The first student to benefit from this expansion is Monash student Jarryd Shaw, who was presented with his travel grant at the beginning of a Unit Akiba meeting in July. In announcing the award and introducing the winner to the audience, Dr Gardner encapsulated Jarryd’s life as a Mt Scopus graduate and beyond: “Brilliant academically, high level sporting achievements, engaged in interfaith relations, involved in the Jewish community, Friday night services, Jewish Holocaust Centre, projects in Israel. The list goes on and on.” At Monash, he is taking a combined Bachelor of Laws (Honours) and Bachelor of Commerce program. His academic record to date shows High Distinctions in thirteen subjects.
High academic achievement, while a necessary criterion for winning a Lustig Travel Grant, is not sufficient. “He won the award,” Gardner explained, “as a result of his work within the law faculty as a student leader. He tutors first-year students.
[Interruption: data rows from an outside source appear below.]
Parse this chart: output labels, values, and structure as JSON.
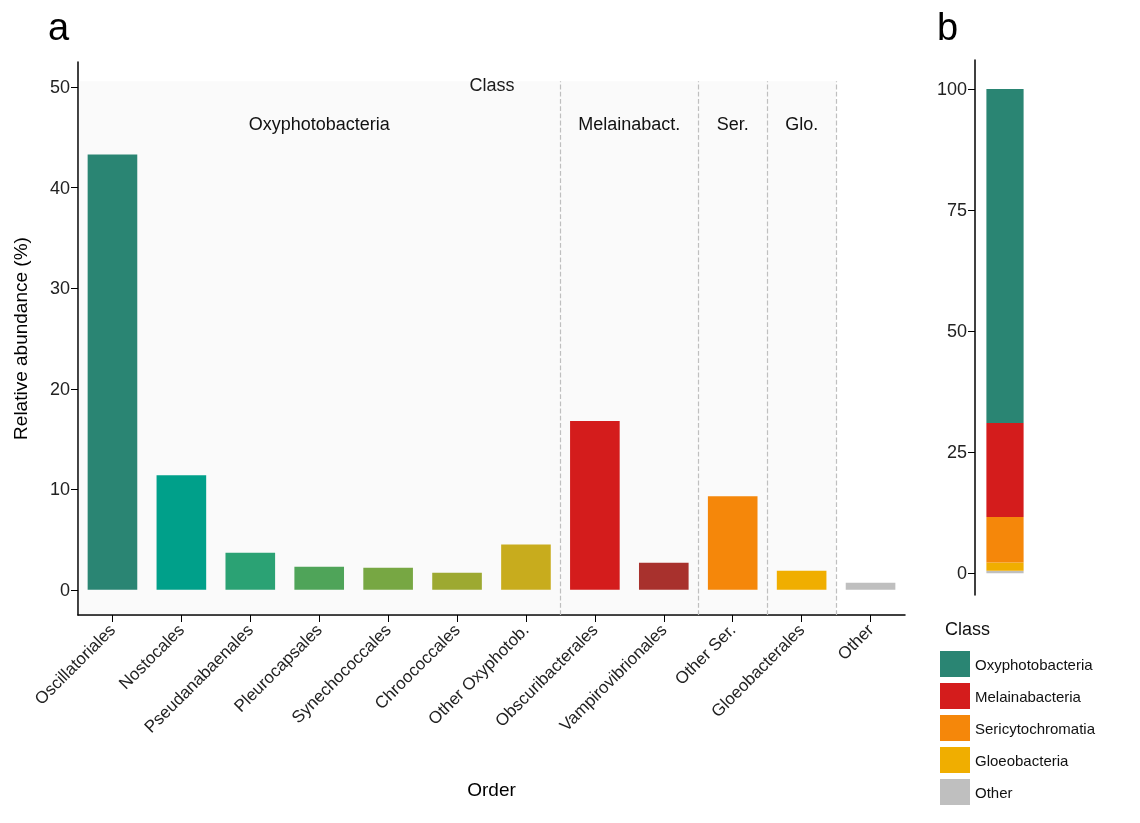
{
  "chart_data": [
    {
      "type": "bar",
      "title": "a",
      "xlabel": "Order",
      "ylabel": "Relative abundance (%)",
      "categories": [
        "Oscillatoriales",
        "Nostocales",
        "Pseudanabaenales",
        "Pleurocapsales",
        "Synechococcales",
        "Chroococcales",
        "Other Oxyphotob.",
        "Obscuribacterales",
        "Vampirovibrionales",
        "Other Ser.",
        "Gloeobacterales",
        "Other"
      ],
      "values": [
        43.3,
        11.4,
        3.7,
        2.3,
        2.2,
        1.7,
        4.5,
        16.8,
        2.7,
        9.3,
        1.9,
        0.7
      ],
      "colors": [
        "#2a8573",
        "#00a08a",
        "#2ba274",
        "#4fa459",
        "#77a743",
        "#9da931",
        "#c8ac1d",
        "#d41c1c",
        "#a8312d",
        "#f5870a",
        "#f0ae00",
        "#bfbfbf"
      ],
      "ylim": [
        -2.5,
        52.5
      ],
      "yticks": [
        0,
        10,
        20,
        30,
        40,
        50
      ],
      "grid": false,
      "legend": false,
      "annotations": [
        "Class"
      ],
      "bands": [
        {
          "axis": "x",
          "from": "Oscillatoriales",
          "to": "Other Oxyphotob.",
          "label": "Oxyphotobacteria",
          "color": "#bfbfbf"
        },
        {
          "axis": "x",
          "from": "Obscuribacterales",
          "to": "Vampirovibrionales",
          "label": "Melainabact.",
          "color": "#bfbfbf"
        },
        {
          "axis": "x",
          "from": "Other Ser.",
          "to": "Other Ser.",
          "label": "Ser.",
          "color": "#bfbfbf"
        },
        {
          "axis": "x",
          "from": "Gloeobacterales",
          "to": "Gloeobacterales",
          "label": "Glo.",
          "color": "#bfbfbf"
        }
      ]
    },
    {
      "type": "bar",
      "title": "b",
      "stacked": true,
      "legend": "bottom",
      "legend_title": "Class",
      "tick_labels": "y",
      "grid": false,
      "categories": [
        null
      ],
      "ylim": [
        -4.5,
        106
      ],
      "yticks": [
        0,
        25,
        50,
        75,
        100
      ],
      "series": [
        {
          "name": "Other",
          "color": "#bfbfbf",
          "values": [
            0.5
          ]
        },
        {
          "name": "Gloeobacteria",
          "color": "#f0ae00",
          "values": [
            1.7
          ]
        },
        {
          "name": "Sericytochromatia",
          "color": "#f5870a",
          "values": [
            9.4
          ]
        },
        {
          "name": "Melainabacteria",
          "color": "#d41c1c",
          "values": [
            19.4
          ]
        },
        {
          "name": "Oxyphotobacteria",
          "color": "#2a8573",
          "values": [
            69.0
          ]
        }
      ]
    }
  ]
}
He is the deputy co-ordinator of the Monash Law Students Society Peer Mentoring Program. He has been appointed as a research assistant to the Dean of the Law faculty, working on a proposal to establish the Anti-Death Penalty Institute, which aims to abolish the death penalty across Asia.”
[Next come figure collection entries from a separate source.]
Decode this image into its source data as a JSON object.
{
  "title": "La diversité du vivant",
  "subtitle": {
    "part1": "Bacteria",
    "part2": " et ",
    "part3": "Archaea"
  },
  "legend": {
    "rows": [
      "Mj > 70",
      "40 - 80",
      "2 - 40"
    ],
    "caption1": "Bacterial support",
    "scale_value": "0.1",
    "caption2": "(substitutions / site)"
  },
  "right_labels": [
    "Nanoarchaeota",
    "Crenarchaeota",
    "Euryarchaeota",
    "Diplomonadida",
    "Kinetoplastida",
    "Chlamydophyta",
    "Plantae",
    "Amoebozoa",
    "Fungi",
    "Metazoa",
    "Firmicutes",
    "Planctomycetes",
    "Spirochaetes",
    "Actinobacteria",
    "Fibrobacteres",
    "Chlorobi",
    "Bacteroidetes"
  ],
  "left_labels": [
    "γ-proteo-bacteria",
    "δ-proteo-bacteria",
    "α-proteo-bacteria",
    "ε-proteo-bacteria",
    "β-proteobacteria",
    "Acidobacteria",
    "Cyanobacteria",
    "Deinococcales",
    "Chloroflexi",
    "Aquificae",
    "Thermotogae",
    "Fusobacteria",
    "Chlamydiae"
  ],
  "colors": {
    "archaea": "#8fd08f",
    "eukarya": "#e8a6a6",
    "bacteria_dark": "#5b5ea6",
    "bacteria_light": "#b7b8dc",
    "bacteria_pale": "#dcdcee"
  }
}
Jarryd is leaving Melbourne in early August and is heading for Pennsylvania State University, a highly rated Ivy League institution. He has been accepted as a student in the university’s business school, where he will study game theory and international economics.
In his application for the scholarship, Jarryd stated that he intended to “serve my community as an advocate, both in a professional and charitable capacity.” He noted that he had already been accepted as a member of a program known as the Global Engagement Community at Pennsylvania. He explained that this is “a leadership program designed to combine international exchange students with domestic students to develop an understanding of cultural differences. As a person who fundamentally identifies as a global citizen, learning more about various cultures and backgrounds will assist my development as a leader and allow me to be more engaged with the broader community and a better leader of the Jewish community.”
The scholarship is B'nai B'rith Victoria’s oldest on-going project. It was established in 1955 following the death of Bernard Lustig in January of that year in a car accident. A brilliant young barrister, he was at the time the president of B'nai B'rith Youth Melbourne.
In his acceptance of the award, Jarryd noted the tragic parallel with the recent death of another outstanding lawyer and community leader, Anton Hermann, who had been a personal mentor.
Presentations in the Post-graduate Research awards category will be made in September.